Like any new business methodology, whether it’s Agile Innovation or Design Thinking, implementing customer success management comes down to organisation-wide engagement. “A major hurdle I found in my career in CSM was getting all parts of the organisation aligned,” says Keira. “This doesn’t happen overnight. Customer success managers need to build excellent relations with internal teams, so that when changes need to be made, there’s no push-back.” This is usually the first step on the CSM journey – setting up internal processes and educating staff on the important of a customer-first mindset.

Advance in stages

Customer success isn’t really a ‘quick fix’ for business problems. It requires significant investment. And some companies can feel daunted by the process, particularly if they’ve never dabbled in data-driven customer insights before. Gainsight recommends a ‘Maturity Model’ of adoption. Start with the absolute basics – an escalation process for customer complaints and common problems. Then move on to collecting customer data, based on that negative feedback. For that you’ll need a dedicated team of data analysts, UX and CX professionals. Use your raw data to implement changes, iterate your product and test the results. Repeat this stage many, many times.

Remove silos

Siloed departments are sort of the death of customer success management. CSM only works when all parts of the business are feeding back and learning from customer data (marketing teams, in particular, are often resistant to the CSM methodology).

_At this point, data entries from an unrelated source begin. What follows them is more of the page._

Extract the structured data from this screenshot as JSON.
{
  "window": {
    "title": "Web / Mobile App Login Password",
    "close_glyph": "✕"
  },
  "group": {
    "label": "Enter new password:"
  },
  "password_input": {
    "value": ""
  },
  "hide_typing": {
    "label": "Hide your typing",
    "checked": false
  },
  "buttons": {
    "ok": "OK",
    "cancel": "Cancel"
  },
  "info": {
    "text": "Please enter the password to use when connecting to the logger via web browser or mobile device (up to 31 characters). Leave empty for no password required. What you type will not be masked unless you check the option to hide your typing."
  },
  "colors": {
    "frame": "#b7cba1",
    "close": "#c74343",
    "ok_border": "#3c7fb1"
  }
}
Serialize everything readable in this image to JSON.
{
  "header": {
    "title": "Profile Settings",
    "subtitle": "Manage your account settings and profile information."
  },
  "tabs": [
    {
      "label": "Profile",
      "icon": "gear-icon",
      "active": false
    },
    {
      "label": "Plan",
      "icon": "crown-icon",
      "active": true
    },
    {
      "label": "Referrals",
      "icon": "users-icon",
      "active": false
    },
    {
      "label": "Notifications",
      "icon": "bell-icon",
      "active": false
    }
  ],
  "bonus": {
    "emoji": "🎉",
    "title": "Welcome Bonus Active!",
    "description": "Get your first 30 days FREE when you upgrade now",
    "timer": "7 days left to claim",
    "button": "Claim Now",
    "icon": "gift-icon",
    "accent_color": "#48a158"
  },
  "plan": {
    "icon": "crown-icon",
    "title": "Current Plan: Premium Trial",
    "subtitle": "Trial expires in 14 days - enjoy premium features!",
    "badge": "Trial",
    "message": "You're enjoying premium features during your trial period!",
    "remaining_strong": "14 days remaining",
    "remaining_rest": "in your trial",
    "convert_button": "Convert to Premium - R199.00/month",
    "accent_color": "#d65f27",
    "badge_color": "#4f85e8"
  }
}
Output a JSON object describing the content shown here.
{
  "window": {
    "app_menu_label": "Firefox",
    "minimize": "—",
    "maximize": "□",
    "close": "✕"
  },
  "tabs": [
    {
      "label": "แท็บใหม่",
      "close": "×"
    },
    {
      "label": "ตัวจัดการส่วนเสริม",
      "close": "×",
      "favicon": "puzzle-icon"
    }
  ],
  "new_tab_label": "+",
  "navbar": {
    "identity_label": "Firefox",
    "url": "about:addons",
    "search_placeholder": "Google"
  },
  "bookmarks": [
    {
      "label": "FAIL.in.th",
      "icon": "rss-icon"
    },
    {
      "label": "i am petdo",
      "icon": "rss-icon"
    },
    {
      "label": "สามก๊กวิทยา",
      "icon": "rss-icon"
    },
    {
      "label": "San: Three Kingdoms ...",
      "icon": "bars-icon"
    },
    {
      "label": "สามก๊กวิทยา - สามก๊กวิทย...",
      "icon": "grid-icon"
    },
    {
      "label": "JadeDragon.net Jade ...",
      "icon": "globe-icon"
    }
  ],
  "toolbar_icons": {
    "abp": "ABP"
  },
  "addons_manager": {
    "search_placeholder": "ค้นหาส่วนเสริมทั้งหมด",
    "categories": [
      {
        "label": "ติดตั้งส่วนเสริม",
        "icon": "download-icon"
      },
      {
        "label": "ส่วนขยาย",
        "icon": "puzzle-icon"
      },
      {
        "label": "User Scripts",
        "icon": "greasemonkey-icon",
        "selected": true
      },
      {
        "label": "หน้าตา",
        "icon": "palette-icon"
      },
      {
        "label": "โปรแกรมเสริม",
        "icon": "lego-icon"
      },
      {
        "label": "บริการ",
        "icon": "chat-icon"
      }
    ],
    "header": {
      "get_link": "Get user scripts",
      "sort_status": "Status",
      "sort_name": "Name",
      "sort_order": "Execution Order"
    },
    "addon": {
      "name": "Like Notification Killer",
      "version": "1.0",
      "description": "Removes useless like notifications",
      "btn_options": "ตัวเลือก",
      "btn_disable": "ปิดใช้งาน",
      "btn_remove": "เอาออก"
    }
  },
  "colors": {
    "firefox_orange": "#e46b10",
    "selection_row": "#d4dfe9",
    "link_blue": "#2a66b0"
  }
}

If your marketing, sales and IT teams aren’t communicating properly, the product and the customer experience will suffer. The business becomes inward-facing and inefficient. The trick is to get every department working along the Customer Lifecycle. Create org charts that put the customer first, rather than management egos. Build cross-department teams that promote diversity. Design budgets and cost metrics around customer outcomes, rather than business outcomes.

Hire the right people

When you’re building your CSM or Insights team, look for certain personality traits that are indicative of success. Stephen Noone O’Connor, global director of customer experience at Vend, suggests five key traits for any budding customer success professional: adaptability, resilience, empathy, time management and industry experience. Keira Lewis agrees that soft skills are underrated in this field.  “To be successful in the CSM sphere, you need to like people. That’s the number one key to this role. You need compassion and empathy and an ability to see things from the customer’s point of view, as well as the authority and confidence to actually influence your organisation.”

Clarify roles

A lot of organisations don’t get full value from their CSMs, because they don’t define the role with enough clarity and there can be overlap with traditional roles in sales and marketing. Sometimes this has to do with under-investment: companies create the role of customer experience leader, without any real strategy or definition in mind. The trick is to work out, concretely, how customer success will contribute to the growth of your organisation. Map out how CSM professionals will interact with other departments, and where each employee sits along the Customer Lifecycle. This might involve a ‘unified go-to-market’ structure, where sales, customer success and marketing all report to the same manager, to increase the likelihood of collaboration.

Invest in your staff

The rise of SaaS companies, and CSM in general, has created a massive skills shortage in this space. Finding qualified customer success managers is hard, especially when the job requires key skills that span marketing, sales, technology, leadership and business strategy. Keeping them is sometimes harder. Experts recommend building a CSM ‘talent engine’, where you attract top talent through data-driven recruitment, invest in staff training and development, and create meaningful career paths within your organisation. This will help mitigate against staff attrition and turnover. You can also consider upskilling existing employees, through online CSM graduate certificates or short courses. “As customer success managers are still fairly new to the space, experience with strategy and customer management is good, but not required,” says Keira. “Soft skills in problem solving, interpersonal skills, conflict resolution and leadership will also go a long way.”